I had no intention of giving up my hobby, so the only other option was to try to correct the problem. With a bit of advice from a physiotherapist, here’s what I’m doing to help with my situation. First, I began taking an over-the-counter supplement called glucosamine and chondroitin sulfate. Essentially this provides joint pain relief associated with osteoarthritis. Does it cure it? No. It merely allows me to function normally and with minimal to no pain, but the condition still exists. This is step one of my two-step solution. The second is to exercise my knees and legs in order to strengthen the muscles to help take pressure and wear off my knee joints. These exercises can stave off the progression of deterioration of the cartilage in the knee joint and can be performed either at the gym or in the privacy of your own home. The better muscle tone you have in your legs and around your knees, the less stress you’re placing on your knee joints, and that’s a good thing. I’ve supplied a quick exercise routine in the accompanying sidebar for reference (previous page). This exercise routine works for me, but may not be right for you. Before attempting this routine or taking any supplements suggested please check with your physician and/or physiotherapist.

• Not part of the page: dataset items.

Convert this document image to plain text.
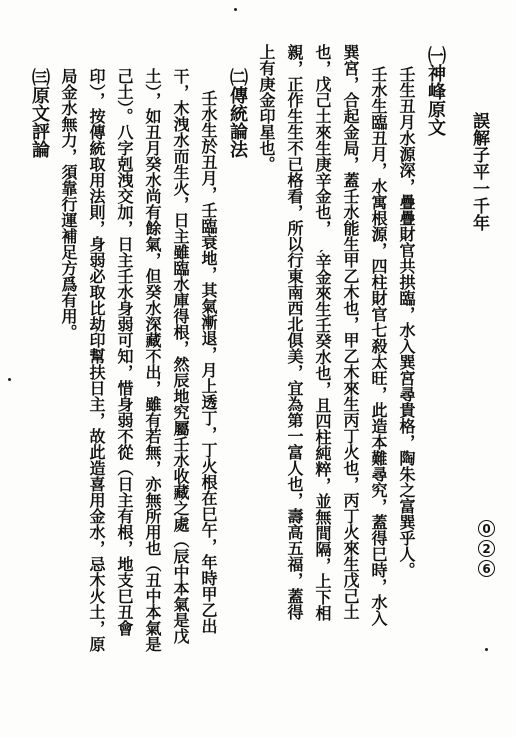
誤解子平一千年
0
2
6
㈠神峰原文
壬生丑月水源深，疊疊財官共拱臨，水入巽宮尋貴格，陶朱之富巽乎人。
壬水生臨丑月，水寓根源，四柱財官七殺太旺，此造本難尋究，蓋得巳時，水入
巽宮，合起金局，蓋壬水能生甲乙木也，甲乙木來生丙丁火也，丙丁火來生戊己土
也，戊己土來生庚辛金也，ˏ辛金來生壬癸水也，且四柱純粹，並無間隔，上下相
親，正作生生不已格看，所以行東南西北俱美，宜為第一富人也，壽高五福，蓋得
上有庚金印星也。
㈡傳統論法
壬水生於丑月，壬臨衰地，其氣漸退，月上透丁，丁火根在巳午，年時甲乙出
干，木洩水而生火，日主雖臨水庫得根，然辰地究屬壬水收藏之處（辰中本氣是戊
土），如丑月癸水尚有餘氣，但癸水深藏不出，雖有若無，亦無所用也（丑中本氣是
己土）。八字剋洩交加，日主壬水身弱可知，惜身弱不從（日主有根，地支巳丑會
印），按傳統取用法則，身弱必取比劫印幫扶日主，故此造喜用金水，忌木火土，原
局金水無力，須靠行運補足方爲有用。
㈢原文評論
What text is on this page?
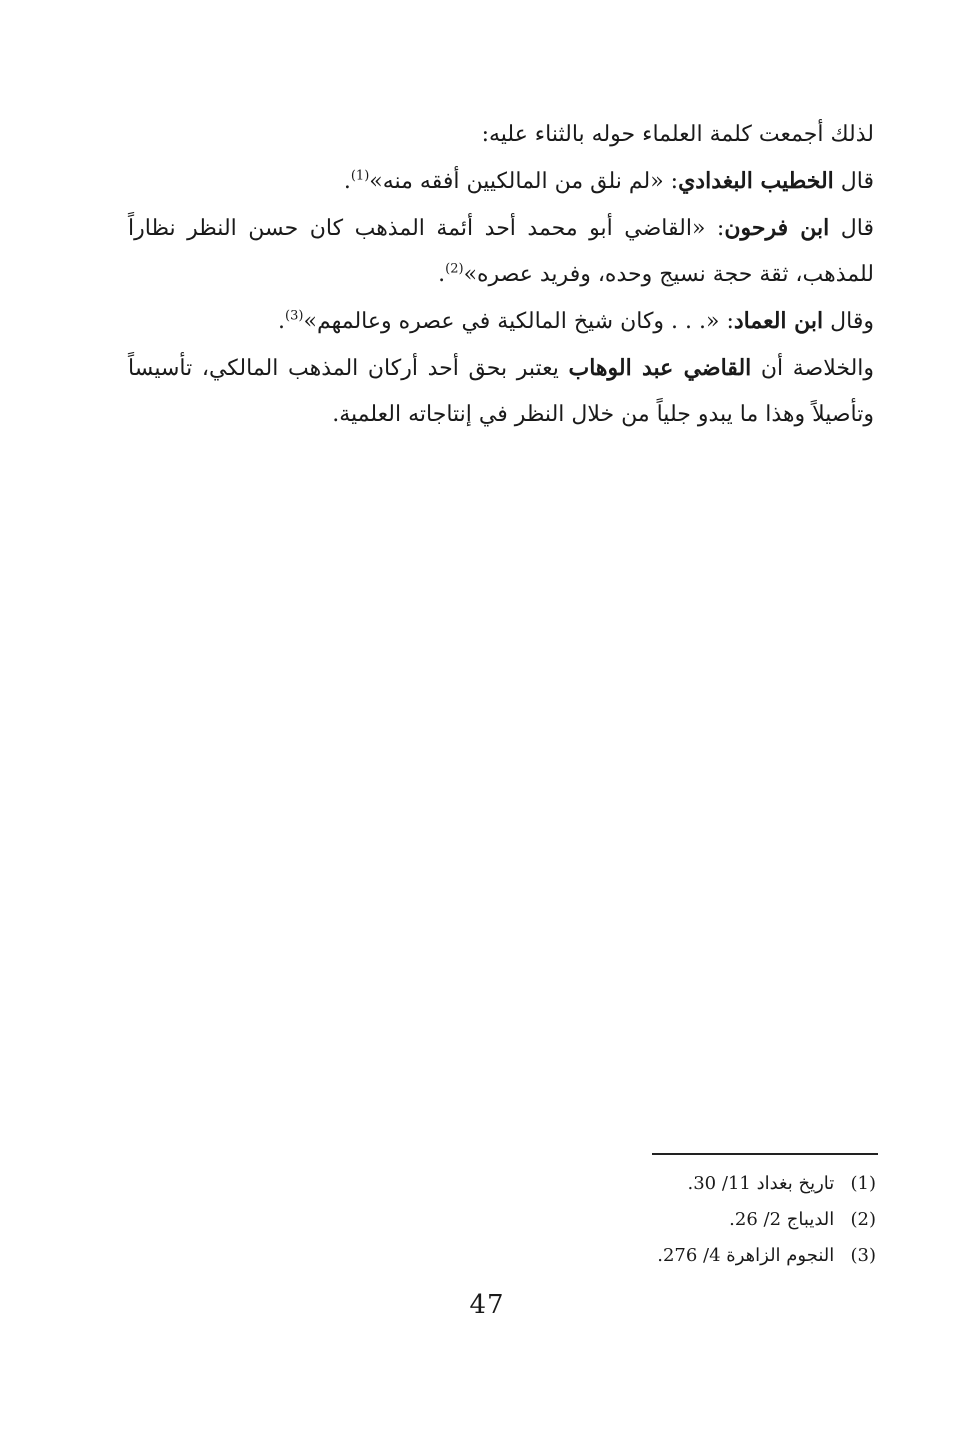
لذلك أجمعت كلمة العلماء حوله بالثناء عليه:

قال الخطيب البغدادي: «لم نلق من المالكيين أفقه منه»$^{(1)}$.

قال ابن فرحون: «القاضي أبو محمد أحد أئمة المذهب كان حسن النظر نظاراً للمذهب، ثقة حجة نسيج وحده، وفريد عصره»$^{(2)}$.

وقال ابن العماد: «. . . وكان شيخ المالكية في عصره وعالمهم»$^{(3)}$.

والخلاصة أن القاضي عبد الوهاب يعتبر بحق أحد أركان المذهب المالكي، تأسيساً وتأصيلاً وهذا ما يبدو جلياً من خلال النظر في إنتاجاته العلمية.

(1) تاريخ بغداد 11/ 30.
(2) الديباج 2/ 26.
(3) النجوم الزاهرة 4/ 276.
47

As I write this, autumn is coming to a close and winter will soon bear down on us in a traditional Canadian manner. I plan on being able to hike in the deep snow with my snowshoes and camera gear in tow to capture some great winter shots.
If you’re experiencing knee pain like I was, check with your health-care practitioner and try these suggestions to see if they work for you.
Glucosamine and chondroitin sulfate — for joint pain relief associated with osteoarthritis.
1 Calf and hamstring stretches
While seated stretch out one leg and bend the other so that your foot is resting toward the inside of your other thigh. Reach out in front of you as far as you can comfortably and stretch your hamstrings. If you can grab your toes, gently pull your foot back toward you, thereby stretching your calf muscles too. Switch legs and repeat. This exercise is designed to warm your legs up to avoid injury during the exercises.
2 Half squats
Begin by standing straight. Bend at the knees until you’re half way between standing and in a seated position, with your arms straight out for balance. Then return to the standing position. Try doing 2 sets of 10 repetitions. You may have to build up to this.
*Alternate exercise: Using the back of a chair with your arms stretched out, try the half squats as described above using the chair to steady yourself.
**Before attempting these exercises it’s important to consult your physician.